With a powerful strike into the bottom left corner, Uruguayan striker Edinson Cavani scored his one hundredth goal on Wednesday for Paris Saint-Germain, the ultra-rich soccer club playing in Ligue 1, France’s top division. After scoring, he removed his jersey to reveal a white t-shirt with the letters ‘ACF’ written across his chest; beneath it ‘fuerza’ was written, which means strength in Spanish.
He received a yellow card for his gesture, as all Ligue 1 players do for displaying messages under their jerseys, but he felt that his act was worth it. His undershirt was a tribute to Associação Chapecoense de Futebol, a Brazilian football club that lost the majority of its players and staff in a plane crash on Monday.
The Chapecoense squad was on its way to the city of Medellin in Colombia to face Atlético Nacional in the first leg of the Copa Sudamericana finals, a continental tournament bested only by the Copa Libertadores in terms of prestige. The team’s plane was low on fuel and eventually crashed, ending the lives of 71 of the 77 people on board. Three players survived; 19 players and the coaching staff died. Three Chapecoense players did not board the plane, including Matheus Saroli, the son of the late Caio Junior, Chapecoense’s head coach.
The game would have been the biggest match in the club’s history and the most important one in most of the players’ careers. Chapecoense is a relatively young club, founded in 1973 and based in Chapeco, a small city in southern Brazil. Since 2009, the club was on an upward trajectory, rising rapidly from the fourth division to Campeonato Brasileiro Série A, Brazil’s top league.

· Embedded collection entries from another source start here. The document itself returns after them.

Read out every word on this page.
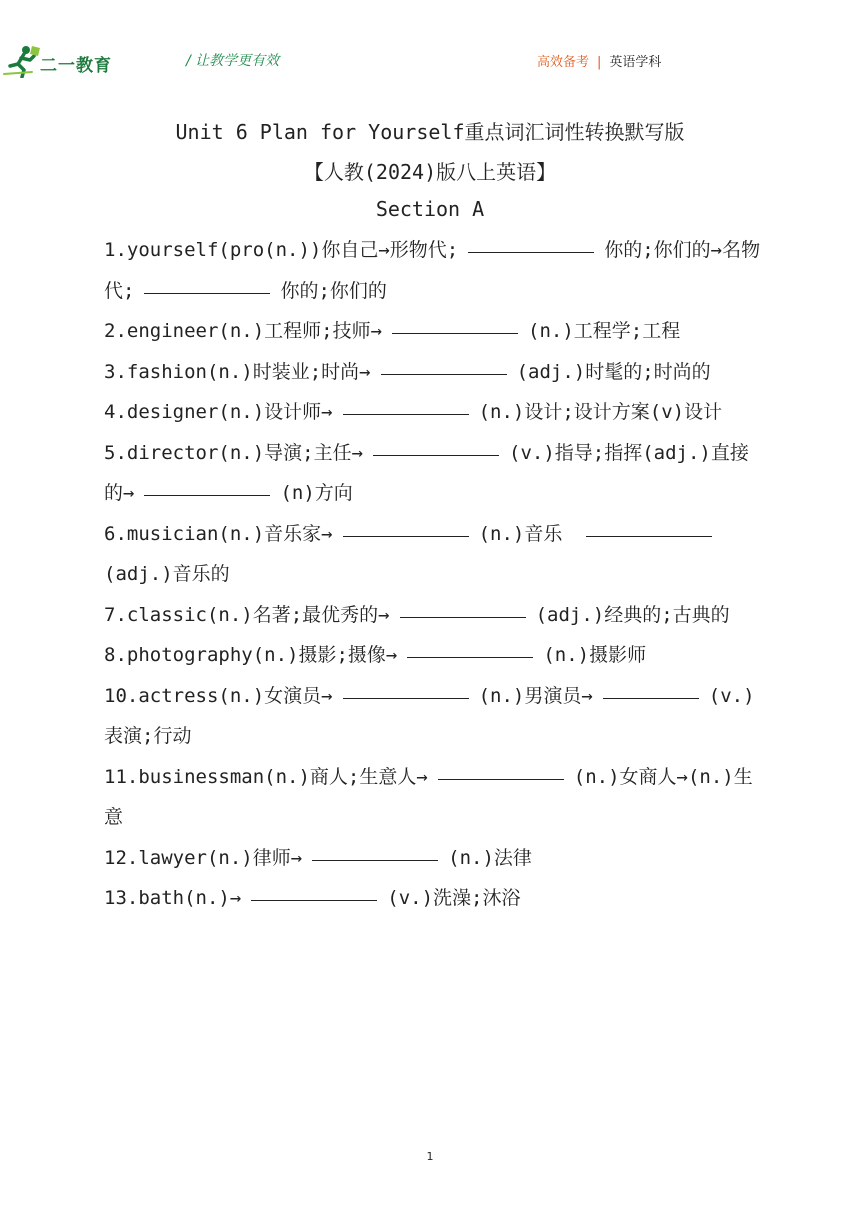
二一教育	/ 让教学更有效	高效备考 | 英语学科
Unit 6 Plan for Yourself重点词汇词性转换默写版
【人教(2024)版八上英语】
Section A
1.yourself(pro(n.))你自己→形物代;	你的;你们的→名物代;	你的;你们的
2.engineer(n.)工程师;技师→	(n.)工程学;工程
3.fashion(n.)时装业;时尚→	(adj.)时髦的;时尚的
4.designer(n.)设计师→	(n.)设计;设计方案(v)设计
5.director(n.)导演;主任→	(v.)指导;指挥(adj.)直接的→	(n)方向
6.musician(n.)音乐家→	(n.)音乐(adj.)音乐的
7.classic(n.)名著;最优秀的→	(adj.)经典的;古典的
8.photography(n.)摄影;摄像→	(n.)摄影师
10.actress(n.)女演员→	(n.)男演员→	(v.)表演;行动
11.businessman(n.)商人;生意人→	(n.)女商人→(n.)生意
12.lawyer(n.)律师→	(n.)法律
13.bath(n.)→	(v.)洗澡;沐浴
1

The tragedy evoked a resounding response from the international soccer community, with Cavani’s celebration being only a single instance in what has been a showing of remarkable solidarity. Condolences flowed in by the thousands on social media channels, clubs across the world wore black armbands in commemoration, and some even bore the Chapecoense badge.
Umbro, the company that produces Chapecoense’s jerseys, cannot keep up with demand for the team’s shirts, citing scarcity of the required fabric.
Additionally, several Brazilian and Argentinian clubs offered Chapecoense access to their players on loan, free of charge. Brazilian player Ze Roberto offered to play for Chapecoense without a salary next year, and there are rumours that retired superstars Ronaldinho and Juan Roman Riquelme may return to the pitch to don the Chapecoense jersey. Clubs all around the world held a minute of silence for the team.
As for the Copa Sudamericana final, Fox Sports in Brazil aired a black screen asking for 90 minutes of silence in lieu of the cancelled match. Chapecoense was crowned the victor of the Copa Sudamerica following Atlético Nacional’s request that the team receive the trophy.
Chapecoense’s incident recalls similar tragedies from previous years where other soccer teams saw players and staff die from plane crashes. The entire Zambian national team died in a plane accident in 1993. The Munich air disaster in 1958 befell English club Manchester United: eight players and three staff members passed. In 1949, Italian club Torino F.C. was wiped out in a plane crash. The catastrophe also decimated the Italian national team at the time, which included many Torino players.
It will be difficult for Chapecoense to rebuild, but the soccer world seems determined to help them. The process will likely be difficult, but they can shine again with determination, resilience, and fuerza.